In 2000, the four countries in BRIC (along with Indonesia), contributed just 18 percent of global GDP, while industrialized nations contributed about 65 percent. By 2010, BRIC countries provided more than a quarter of the world's GDP, at 27 percent. The rich countries' share had shrunk to 56 percent.

Between 2000 and 2010, BRIC's GDP grew by an incredible 92.7 percent, compared to a global GDP growth of just 32 percent, with industrialized economies having a very modest 15.5 percent.

The rising importance of BRICS economies can be seen in the growth of imports. Their import and service demands, at over $2 trillion, accounts for 13.5 percent of global imports, up from just 6 percent 10 years ago. This represents a 277 percent growth in imports.

Global growth of imports during the same period was just 92 percent, while imports in industrialized economies grew only 72.3 percent.

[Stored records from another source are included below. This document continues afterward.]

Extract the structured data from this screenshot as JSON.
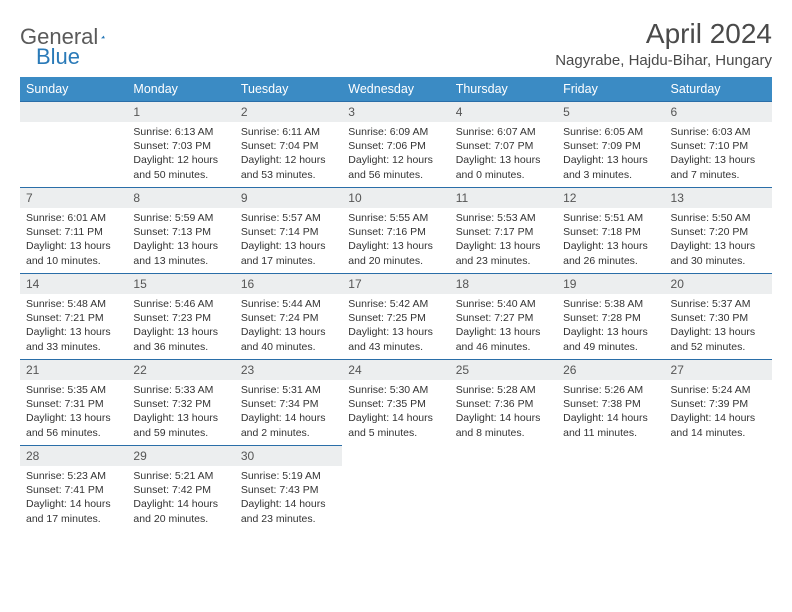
{
  "logo": {
    "text1": "General",
    "text2": "Blue"
  },
  "title": "April 2024",
  "location": "Nagyrabe, Hajdu-Bihar, Hungary",
  "colors": {
    "header_bg": "#3b8bc4",
    "header_text": "#ffffff",
    "daynum_bg": "#eceeef",
    "row_border": "#2a6ea8",
    "logo_gray": "#5a5a5a",
    "logo_blue": "#2a7ab8"
  },
  "weekdays": [
    "Sunday",
    "Monday",
    "Tuesday",
    "Wednesday",
    "Thursday",
    "Friday",
    "Saturday"
  ],
  "weeks": [
    [
      {
        "num": "",
        "sunrise": "",
        "sunset": "",
        "day_h": "",
        "day_m": ""
      },
      {
        "num": "1",
        "sunrise": "6:13 AM",
        "sunset": "7:03 PM",
        "day_h": "12",
        "day_m": "50"
      },
      {
        "num": "2",
        "sunrise": "6:11 AM",
        "sunset": "7:04 PM",
        "day_h": "12",
        "day_m": "53"
      },
      {
        "num": "3",
        "sunrise": "6:09 AM",
        "sunset": "7:06 PM",
        "day_h": "12",
        "day_m": "56"
      },
      {
        "num": "4",
        "sunrise": "6:07 AM",
        "sunset": "7:07 PM",
        "day_h": "13",
        "day_m": "0"
      },
      {
        "num": "5",
        "sunrise": "6:05 AM",
        "sunset": "7:09 PM",
        "day_h": "13",
        "day_m": "3"
      },
      {
        "num": "6",
        "sunrise": "6:03 AM",
        "sunset": "7:10 PM",
        "day_h": "13",
        "day_m": "7"
      }
    ],
    [
      {
        "num": "7",
        "sunrise": "6:01 AM",
        "sunset": "7:11 PM",
        "day_h": "13",
        "day_m": "10"
      },
      {
        "num": "8",
        "sunrise": "5:59 AM",
        "sunset": "7:13 PM",
        "day_h": "13",
        "day_m": "13"
      },
      {
        "num": "9",
        "sunrise": "5:57 AM",
        "sunset": "7:14 PM",
        "day_h": "13",
        "day_m": "17"
      },
      {
        "num": "10",
        "sunrise": "5:55 AM",
        "sunset": "7:16 PM",
        "day_h": "13",
        "day_m": "20"
      },
      {
        "num": "11",
        "sunrise": "5:53 AM",
        "sunset": "7:17 PM",
        "day_h": "13",
        "day_m": "23"
      },
      {
        "num": "12",
        "sunrise": "5:51 AM",
        "sunset": "7:18 PM",
        "day_h": "13",
        "day_m": "26"
      },
      {
        "num": "13",
        "sunrise": "5:50 AM",
        "sunset": "7:20 PM",
        "day_h": "13",
        "day_m": "30"
      }
    ],
    [
      {
        "num": "14",
        "sunrise": "5:48 AM",
        "sunset": "7:21 PM",
        "day_h": "13",
        "day_m": "33"
      },
      {
        "num": "15",
        "sunrise": "5:46 AM",
        "sunset": "7:23 PM",
        "day_h": "13",
        "day_m": "36"
      },
      {
        "num": "16",
        "sunrise": "5:44 AM",
        "sunset": "7:24 PM",
        "day_h": "13",
        "day_m": "40"
      },
      {
        "num": "17",
        "sunrise": "5:42 AM",
        "sunset": "7:25 PM",
        "day_h": "13",
        "day_m": "43"
      },
      {
        "num": "18",
        "sunrise": "5:40 AM",
        "sunset": "7:27 PM",
        "day_h": "13",
        "day_m": "46"
      },
      {
        "num": "19",
        "sunrise": "5:38 AM",
        "sunset": "7:28 PM",
        "day_h": "13",
        "day_m": "49"
      },
      {
        "num": "20",
        "sunrise": "5:37 AM",
        "sunset": "7:30 PM",
        "day_h": "13",
        "day_m": "52"
      }
    ],
    [
      {
        "num": "21",
        "sunrise": "5:35 AM",
        "sunset": "7:31 PM",
        "day_h": "13",
        "day_m": "56"
      },
      {
        "num": "22",
        "sunrise": "5:33 AM",
        "sunset": "7:32 PM",
        "day_h": "13",
        "day_m": "59"
      },
      {
        "num": "23",
        "sunrise": "5:31 AM",
        "sunset": "7:34 PM",
        "day_h": "14",
        "day_m": "2"
      },
      {
        "num": "24",
        "sunrise": "5:30 AM",
        "sunset": "7:35 PM",
        "day_h": "14",
        "day_m": "5"
      },
      {
        "num": "25",
        "sunrise": "5:28 AM",
        "sunset": "7:36 PM",
        "day_h": "14",
        "day_m": "8"
      },
      {
        "num": "26",
        "sunrise": "5:26 AM",
        "sunset": "7:38 PM",
        "day_h": "14",
        "day_m": "11"
      },
      {
        "num": "27",
        "sunrise": "5:24 AM",
        "sunset": "7:39 PM",
        "day_h": "14",
        "day_m": "14"
      }
    ],
    [
      {
        "num": "28",
        "sunrise": "5:23 AM",
        "sunset": "7:41 PM",
        "day_h": "14",
        "day_m": "17"
      },
      {
        "num": "29",
        "sunrise": "5:21 AM",
        "sunset": "7:42 PM",
        "day_h": "14",
        "day_m": "20"
      },
      {
        "num": "30",
        "sunrise": "5:19 AM",
        "sunset": "7:43 PM",
        "day_h": "14",
        "day_m": "23"
      },
      {
        "num": "",
        "sunrise": "",
        "sunset": "",
        "day_h": "",
        "day_m": ""
      },
      {
        "num": "",
        "sunrise": "",
        "sunset": "",
        "day_h": "",
        "day_m": ""
      },
      {
        "num": "",
        "sunrise": "",
        "sunset": "",
        "day_h": "",
        "day_m": ""
      },
      {
        "num": "",
        "sunrise": "",
        "sunset": "",
        "day_h": "",
        "day_m": ""
      }
    ]
  ],
  "labels": {
    "sunrise": "Sunrise:",
    "sunset": "Sunset:",
    "daylight": "Daylight:",
    "hours": "hours",
    "and": "and",
    "minutes": "minutes."
  }
}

It is important to note that industrialized economies, especially since the 2008 crisis, have become more protectionist, and have put the onus of global economic liberalization on large emerging countries.

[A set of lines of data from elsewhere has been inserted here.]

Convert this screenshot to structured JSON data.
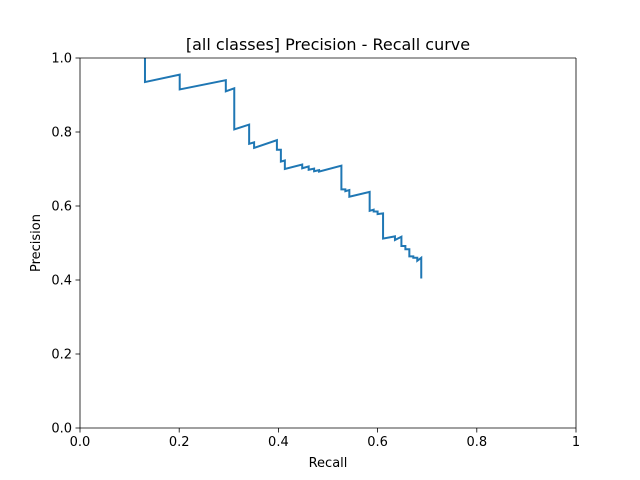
{
  "chart_data": {
    "type": "line",
    "title": "[all classes] Precision - Recall curve",
    "xlabel": "Recall",
    "ylabel": "Precision",
    "xlim": [
      0,
      1
    ],
    "ylim": [
      0,
      1
    ],
    "xticks": [
      0,
      0.2,
      0.4,
      0.6,
      0.8,
      1
    ],
    "xtick_labels": [
      "0.0",
      "0.2",
      "0.4",
      "0.6",
      "0.8",
      "1"
    ],
    "yticks": [
      0,
      0.2,
      0.4,
      0.6,
      0.8,
      1
    ],
    "ytick_labels": [
      "0.0",
      "0.2",
      "0.4",
      "0.6",
      "0.8",
      "1.0"
    ],
    "grid": false,
    "line_color": "#1f77b4",
    "series": [
      {
        "x": [
          0.131,
          0.131,
          0.201,
          0.201,
          0.294,
          0.294,
          0.311,
          0.311,
          0.341,
          0.341,
          0.351,
          0.351,
          0.397,
          0.397,
          0.405,
          0.405,
          0.413,
          0.413,
          0.448,
          0.448,
          0.461,
          0.461,
          0.472,
          0.472,
          0.482,
          0.482,
          0.527,
          0.527,
          0.535,
          0.535,
          0.543,
          0.543,
          0.584,
          0.584,
          0.592,
          0.592,
          0.6,
          0.6,
          0.611,
          0.611,
          0.635,
          0.635,
          0.648,
          0.648,
          0.656,
          0.656,
          0.664,
          0.664,
          0.672,
          0.672,
          0.68,
          0.68,
          0.688,
          0.688
        ],
        "y": [
          1.0,
          0.935,
          0.955,
          0.915,
          0.94,
          0.91,
          0.918,
          0.807,
          0.82,
          0.768,
          0.772,
          0.757,
          0.778,
          0.752,
          0.752,
          0.72,
          0.723,
          0.7,
          0.712,
          0.702,
          0.707,
          0.698,
          0.701,
          0.694,
          0.697,
          0.693,
          0.709,
          0.645,
          0.645,
          0.64,
          0.643,
          0.625,
          0.638,
          0.587,
          0.59,
          0.585,
          0.585,
          0.578,
          0.58,
          0.512,
          0.518,
          0.508,
          0.517,
          0.492,
          0.492,
          0.483,
          0.483,
          0.464,
          0.464,
          0.46,
          0.46,
          0.452,
          0.46,
          0.404
        ]
      }
    ]
  }
}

The argument used by industrialized nations is that large emerging economies have been eager exporters, but have done little to generate global demand by importing more.

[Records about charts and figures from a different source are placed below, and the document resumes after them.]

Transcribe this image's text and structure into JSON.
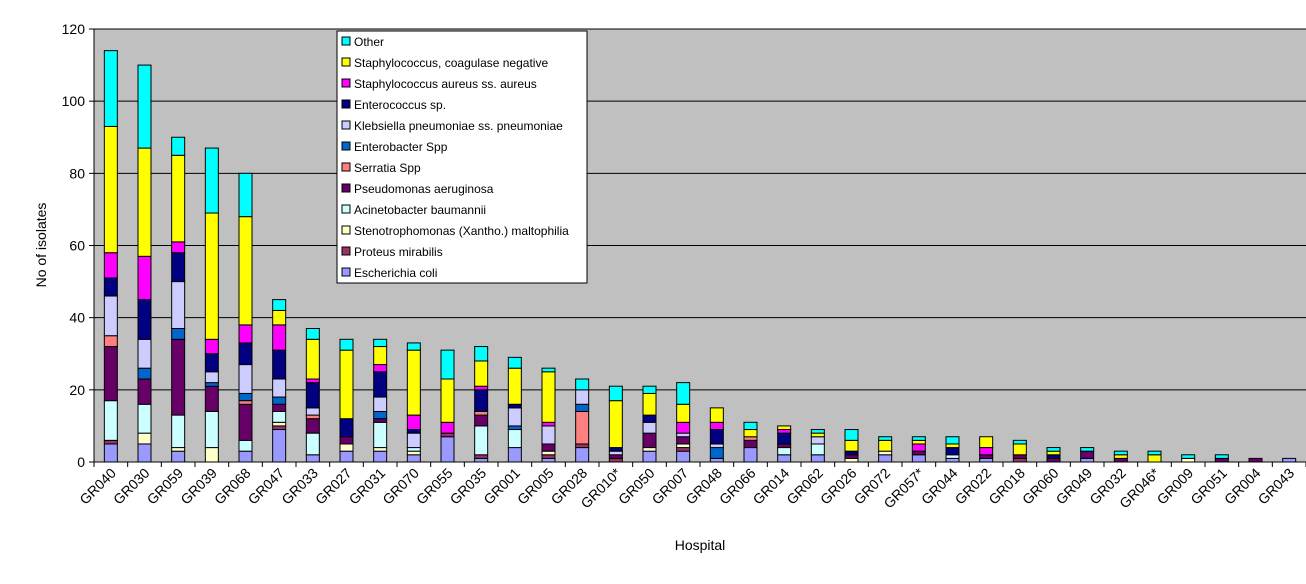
{
  "chart_data": {
    "type": "bar",
    "stacked": true,
    "xlabel": "Hospital",
    "ylabel": "No of isolates",
    "ylim": [
      0,
      120
    ],
    "yticks": [
      0,
      20,
      40,
      60,
      80,
      100,
      120
    ],
    "grid": true,
    "legend_position": "top-center",
    "categories": [
      "GR040",
      "GR030",
      "GR059",
      "GR039",
      "GR068",
      "GR047",
      "GR033",
      "GR027",
      "GR031",
      "GR070",
      "GR055",
      "GR035",
      "GR001",
      "GR005",
      "GR028",
      "GR010*",
      "GR050",
      "GR007",
      "GR048",
      "GR066",
      "GR014",
      "GR062",
      "GR026",
      "GR072",
      "GR057*",
      "GR044",
      "GR022",
      "GR018",
      "GR060",
      "GR049",
      "GR032",
      "GR046*",
      "GR009",
      "GR051",
      "GR004",
      "GR043"
    ],
    "series": [
      {
        "name": "Escherichia coli",
        "color": "#9999ff",
        "values": [
          5,
          5,
          3,
          0,
          3,
          9,
          2,
          3,
          3,
          2,
          7,
          1,
          4,
          1,
          4,
          0,
          3,
          3,
          1,
          4,
          2,
          2,
          0,
          2,
          2,
          1,
          1,
          0,
          0,
          1,
          0,
          0,
          0,
          0,
          0,
          1
        ]
      },
      {
        "name": "Proteus mirabilis",
        "color": "#993366",
        "values": [
          1,
          0,
          0,
          0,
          0,
          1,
          0,
          0,
          0,
          0,
          1,
          1,
          0,
          1,
          1,
          1,
          0,
          1,
          0,
          0,
          0,
          0,
          0,
          0,
          0,
          0,
          0,
          1,
          0,
          0,
          0,
          0,
          0,
          0,
          0,
          0
        ]
      },
      {
        "name": "Stenotrophomonas (Xantho.) maltophilia",
        "color": "#ffffcc",
        "values": [
          0,
          3,
          1,
          4,
          0,
          1,
          0,
          2,
          1,
          1,
          0,
          0,
          0,
          1,
          0,
          0,
          1,
          1,
          0,
          0,
          0,
          0,
          1,
          1,
          0,
          0,
          0,
          0,
          0,
          0,
          0,
          0,
          1,
          0,
          0,
          0
        ]
      },
      {
        "name": "Acinetobacter baumannii",
        "color": "#ccffff",
        "values": [
          11,
          8,
          9,
          10,
          3,
          3,
          6,
          0,
          7,
          1,
          0,
          8,
          5,
          0,
          0,
          0,
          0,
          0,
          0,
          0,
          2,
          3,
          0,
          0,
          0,
          1,
          0,
          0,
          0,
          0,
          0,
          0,
          0,
          0,
          0,
          0
        ]
      },
      {
        "name": "Pseudomonas aeruginosa",
        "color": "#660066",
        "values": [
          15,
          7,
          21,
          7,
          10,
          2,
          4,
          2,
          1,
          0,
          0,
          3,
          0,
          2,
          0,
          1,
          4,
          2,
          0,
          2,
          1,
          0,
          1,
          0,
          1,
          0,
          1,
          1,
          1,
          2,
          1,
          0,
          0,
          1,
          1,
          0
        ]
      },
      {
        "name": "Serratia Spp",
        "color": "#ff8080",
        "values": [
          3,
          0,
          0,
          0,
          1,
          0,
          1,
          0,
          0,
          0,
          0,
          1,
          0,
          0,
          9,
          0,
          0,
          0,
          0,
          1,
          0,
          0,
          0,
          0,
          0,
          0,
          0,
          0,
          0,
          0,
          0,
          0,
          0,
          0,
          0,
          0
        ]
      },
      {
        "name": "Enterobacter Spp",
        "color": "#0066cc",
        "values": [
          0,
          3,
          3,
          1,
          2,
          2,
          0,
          0,
          2,
          0,
          0,
          0,
          1,
          0,
          2,
          0,
          0,
          0,
          3,
          0,
          0,
          0,
          0,
          0,
          0,
          0,
          0,
          0,
          0,
          0,
          0,
          0,
          0,
          0,
          0,
          0
        ]
      },
      {
        "name": "Klebsiella pneumoniae ss. pneumoniae",
        "color": "#ccccff",
        "values": [
          11,
          8,
          13,
          3,
          8,
          5,
          2,
          0,
          4,
          4,
          0,
          0,
          5,
          5,
          4,
          1,
          3,
          1,
          1,
          0,
          0,
          2,
          0,
          0,
          0,
          0,
          0,
          0,
          0,
          0,
          0,
          0,
          0,
          0,
          0,
          0
        ]
      },
      {
        "name": "Enterococcus sp.",
        "color": "#000080",
        "values": [
          5,
          11,
          8,
          5,
          6,
          8,
          7,
          5,
          7,
          1,
          0,
          6,
          1,
          0,
          0,
          1,
          2,
          0,
          4,
          0,
          3,
          0,
          1,
          0,
          0,
          2,
          0,
          0,
          1,
          0,
          0,
          0,
          0,
          0,
          0,
          0
        ]
      },
      {
        "name": "Staphylococcus aureus ss. aureus",
        "color": "#ff00ff",
        "values": [
          7,
          12,
          3,
          4,
          5,
          7,
          1,
          0,
          2,
          4,
          3,
          1,
          0,
          1,
          0,
          0,
          0,
          3,
          2,
          0,
          1,
          0,
          0,
          0,
          2,
          0,
          2,
          0,
          0,
          0,
          0,
          0,
          0,
          0,
          0,
          0
        ]
      },
      {
        "name": "Staphylococcus, coagulase negative",
        "color": "#ffff00",
        "values": [
          35,
          30,
          24,
          35,
          30,
          4,
          11,
          19,
          5,
          18,
          12,
          7,
          10,
          14,
          0,
          13,
          6,
          5,
          4,
          2,
          1,
          1,
          3,
          3,
          1,
          1,
          3,
          3,
          1,
          0,
          1,
          2,
          0,
          0,
          0,
          0
        ]
      },
      {
        "name": "Other",
        "color": "#00ffff",
        "values": [
          21,
          23,
          5,
          18,
          12,
          3,
          3,
          3,
          2,
          2,
          8,
          4,
          3,
          1,
          3,
          4,
          2,
          6,
          0,
          2,
          0,
          1,
          3,
          1,
          1,
          2,
          0,
          1,
          1,
          1,
          1,
          1,
          1,
          1,
          0,
          0
        ]
      }
    ]
  }
}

But, the data do not support that: The fact is that BRICS imports have grown faster than exports.

BRICS countries have also diversified their source of imports and are trading more with other large emerging economies and developing countries. They play an important role in the global economy, and their role in the future of global economics seems more evident.

In the area of new businesses, the market capitalization of BRIC companies grew from $1.2 trillion to $6.4 trillion between 2000 and 2010, a massive 641 percent increase.

Their companies now account for over 18 percent of global market capitalization, up from a very modest 3.8 percent in 2000. If this trend continues, by 2025, BRICS companies will account for more than half of global market capitalization.

Demographic shifts are taking place and BRICS states, especially India and China, will have much of the world's youth, a driving force behind growth of consumer spending and innovation.

These countries have large numbers of highly qualified professionals and technicians, and their skilled labor means they will remain competitive across the globe.

Their large domestic markets will create economies of scale that make BRICS' geographies central to global production and demand. And they will emerge as centers of innovation and new product development.

India-China ties have undergone a significant change in the last two decades: They are broader and with more substance. A key element of that is the economy. China has gone from insignificant player to India's largest trade partner with, $62 billion of goods traded in 2010.

Indian manufacturing and IT companies are making serious moves in China, and demonstrating their ability in high-tech engineering, software development, banking and foreign exchange trading.

Chinese companies have an impressive export record and have emerged as important suppliers for infrastructure projects in India.

During Chinese Premier Wen Jiabao's visit to India in December 2010, he and India's Prime Minister Manmohan Singh set a goal: bilateral trade should reach $100 billion by 2015. This shows that their cooperation has entered a vigorous and fruitful "new period".

Mutual investment is on the rise, and should bring benefits to both.

China and India also have a strong natural resource base. And, with Brazil, they have more arable land than Europe and North America combined, and with better productivity, have the possibility of meeting more than half the world's food needs. They are crucial to future global food security.

BRICS countries will need to work together closely to evolve strategies for the future. This could include cooperation in a wide variety of issues like energy, food security, access to natural resources, climate change, global governance, and international trade policies.

What is essential to maintaining this wide-ranging cooperation is for BRIC countries to have a stake in each other's economy. And increasing trade and business relations among them is a major part of that.